Middlesex.
The date of the first establishment of a regular watch or guard for the City of London is uncertain. Stow assures us it has been instituted “time out of mind;” and we have, as early as the 39th Henry VI., the following entries:
“Payde to iiij men to wacche wt the Mayre and to goo wt him a nyghtes, xvjd.”
“Payde in expenses for goyng about wt the Mayre in the town in the wacche, iiijd.”
The watch for the ensuing year was always appointed with much pomp and ceremony on the vigil of St. John, or Midsummer’s Eve; hence the appellation of the Midsummer Watch. On this night, as we learn from Stow, the standing watches in every ward and street of the city and suburbs were habited in bright harness. There was also a marching watch consisting of as many as 2000 persons, most of them old soldiers, who appeared in appropriate habits, armed, and many of them, especially the musicians and standard-bearers, rode on horseback. The watch was attended by men bearing cresset-lights,[71] which were provided partly by the companies, and partly by the City Chamber. Every cresset-bearer was presented with a “strawen hat and a painted badge, beside the donation of his breakfast next morning.” The constables, one half of whom went out on the Eve of St. John, and the other half on the Eve of St. Peter, were dressed in “bright harnesse, some over gilt, and every one had a jornett of scarlet thereupon, and a chain of gold, his henchman following him, and his minstrels before him, and his cresset light at his side. The Mayor himself came after them, well mounted, with his sword-bearer before him, in fair armour on horseback, preceded by the waits, or city minstrels, and the Mayor’s officers in liveries of woosted, or sea-jackets party-coloured.

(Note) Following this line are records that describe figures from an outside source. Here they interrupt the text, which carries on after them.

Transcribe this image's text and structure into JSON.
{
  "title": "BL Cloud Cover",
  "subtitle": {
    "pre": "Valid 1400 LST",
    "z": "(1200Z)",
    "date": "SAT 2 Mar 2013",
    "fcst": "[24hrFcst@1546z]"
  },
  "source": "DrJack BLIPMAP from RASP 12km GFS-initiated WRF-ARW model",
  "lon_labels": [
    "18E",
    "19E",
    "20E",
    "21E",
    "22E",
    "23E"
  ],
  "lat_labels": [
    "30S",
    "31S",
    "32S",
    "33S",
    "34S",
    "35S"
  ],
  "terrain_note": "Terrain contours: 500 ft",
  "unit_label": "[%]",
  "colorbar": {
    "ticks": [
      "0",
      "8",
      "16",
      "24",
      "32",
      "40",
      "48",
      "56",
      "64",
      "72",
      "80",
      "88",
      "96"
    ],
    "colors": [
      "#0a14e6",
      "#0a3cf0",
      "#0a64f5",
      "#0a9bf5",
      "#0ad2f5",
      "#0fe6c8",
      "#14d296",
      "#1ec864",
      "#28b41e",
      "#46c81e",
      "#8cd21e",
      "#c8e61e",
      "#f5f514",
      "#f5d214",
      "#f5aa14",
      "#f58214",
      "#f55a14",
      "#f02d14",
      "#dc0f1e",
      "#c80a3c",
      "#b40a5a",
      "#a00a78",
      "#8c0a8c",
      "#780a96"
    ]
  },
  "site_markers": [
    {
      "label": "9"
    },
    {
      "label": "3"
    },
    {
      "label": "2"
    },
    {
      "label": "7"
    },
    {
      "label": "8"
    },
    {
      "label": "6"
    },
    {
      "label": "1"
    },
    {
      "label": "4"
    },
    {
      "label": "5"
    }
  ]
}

The sheriff’s watches came one after the other in like order, but not so numerous; for the Mayor had, beside his giant, three pageants; whereas the sheriff had only two besides their giants, each with their morris-dancer and one henchman.”
[71] Cresset-light.—A kind of fire-basket let into an iron frame at the end of a long pole, and so contrived that the basket remained in a horizontal position, whichever way the pole was carried. These poles were usually borne on men’s shoulders. Cresset-lights were also used as beacons and served instead of lighthouses for signals along the coast. The badge of the Admiralty was anciently a cresset.—Shakspeare makes Glendower say, in “Henry IV.” (Act iii. s. 1):
“At my nativity,
The front of heaven was full of fiery shapes,
Of burning cressets.”
Douce, in his Illustrations of Shakspeare, imagines the word to have been derived from the French word croiset—a cruet, or earthen pot.
Stow says that King Henry VIII., in the first year of his reign, came privately into Westcheap to view the setting of this watch, “being clothed in one of the coates of his guard,” and at the next muster, which was on St. Peter’s night, “the king and queene came roially riding to the signe of the King’s Head in Cheape, and there beheld the watche of the citie, which watche was set out with divers goodly shewes, as had been accustomed.” In the 31st year of this reign (1539), however, the Midsummer Watch was discontinued; but it was revived, for one year only, by Sir Thomas Gresham, then Lord Mayor, in the second year of Edward the Sixth’s reign.—Stow’s Survey of London; Jupp, History of the Carpenter’s Company, 1848, pp. 40-44.